A GIRL’S DAY - ROSA HANNAH ZIEGLER


The other side of the coin to Catwalk is A Girl’s Day, a look at a teenager denied a childhood by neglect. There’s something reminiscent of Pussy Riot about the protagonist, Yasmin, outwardly noticeable in the punky sensibility of her choppy blonde bob, but also in her candour and use of language – via extracts read from her diary – to achieve her goals. But Yasmin is not rebelling against the state, she’s rebelling against her drug-addict mother, and her words allow for a voyage of self-discovery that will resonate with audiences of all ages.

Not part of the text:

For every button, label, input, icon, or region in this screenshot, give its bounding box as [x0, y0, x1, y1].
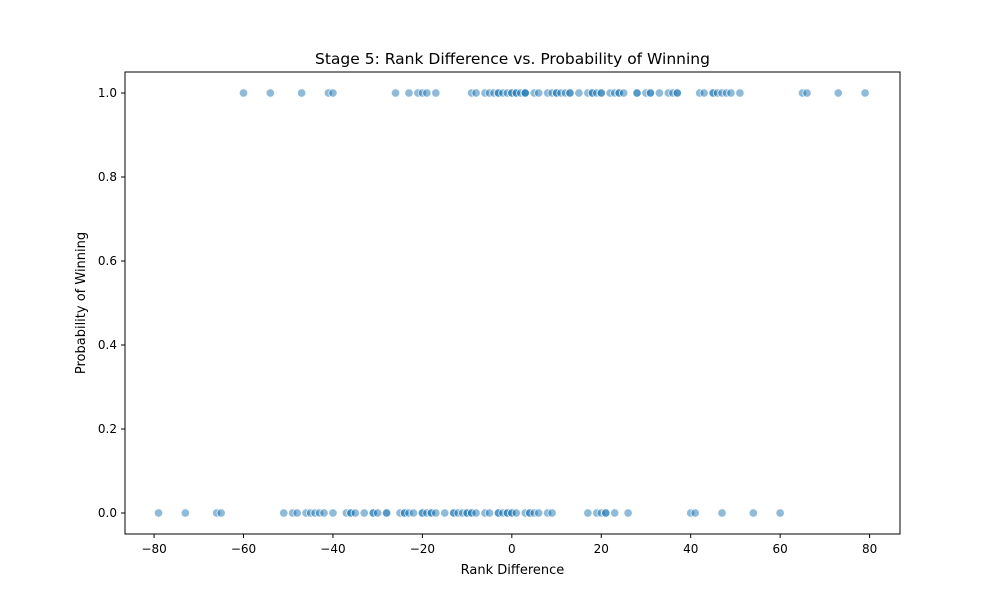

MADELEINE – OLLIE VERSCHOYLE


Madeleine is what would happen if David Lynch met Wes Anderson in the golden afternoon light of small-town America, and they decided to shoot their surroundings on their iPhones. It’s like an Instagram filter over an appropriately everyday suburbia where, as you wait for a train, the curtain is lifted to reveal a mysterious world hiding behind the mundane. Story is mostly rejected in favour of stylish reverie and a beguiling feeling of heightened perception for character and viewer alike.



SLINGSHOT – DAVID HANSEN


Imagine the dusty Americana of a Lana Del Rey video, but stripped of its retro kitsch and transplanted to a trailer park in New Zealand. Now add a couple of straight-talking Maori kids, and you have the basic ingredients of Slingshot, a tongue-in-cheek portrayal of cynical modern romance in the guise of a summer holiday courtship. Though the short begins with a ‘meet cute’, it soon morphs into a hilarious riff on break-ups and custody battles. “Sweet, huh?” “Yeah, I reckon.”